Holding a cell phone and driving can distract you and increase your chance of being in a car accident. The hands-free use of phones is a safer option. Even better, use the “driving” setting on your phone to prevent texts and other notifications from coming through, so you can focus entirely on driving. With fewer distractions, you are less likely to get into an accident.
Follow at a Safe Distance
You’re most likely to get into an accident by hitting the car in front of you. Following at a safe distance can minimize this risk. It’s best to follow at least three to four seconds behind the vehicle in front of you. If you’re towing a trailer, driving in bad weather like rain or fog, or driving behind a large truck, you should extend the following distance. Leave even more space when you’re on the highway traveling at fast speeds.
Get Enough Sleep
If you haven’t had a full night’s sleep, chances are you shouldn’t get behind the wheel. Drowsy drivers experience slow reaction times and risk falling asleep behind the wheel. Lack of sleep can be dangerous, so ensure you’re well-rested before driving.

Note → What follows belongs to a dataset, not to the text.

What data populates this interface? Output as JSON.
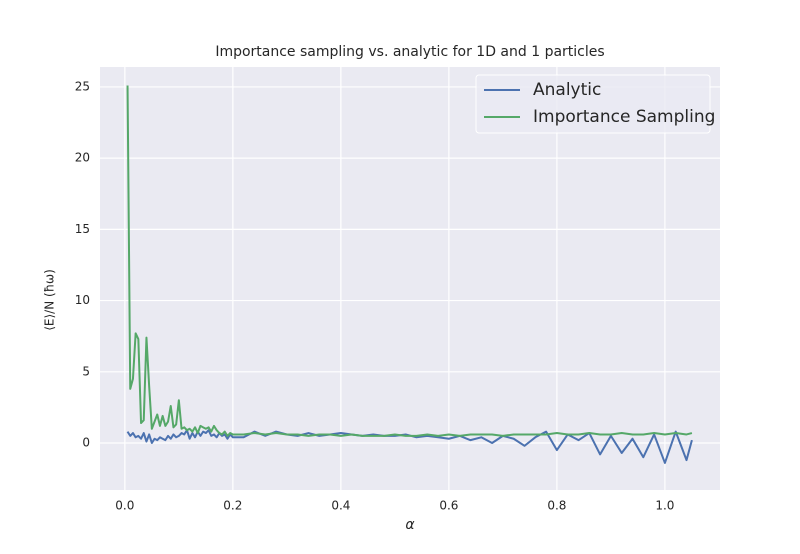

If you’re tired behind the wheel, take advantage of rest stops or swap out driving duties with your passenger.
Learn Out-of-State Driving Laws
If you’re traveling out of state, familiarize yourself with the driving laws in the states you’re traveling through. When towing a trailer, you might find differences in highway speed limits, turning right on red, and speed limits. Knowing these laws can help you avoid accidentally breaking them, minimizing your chance of getting a ticket or being in an accident.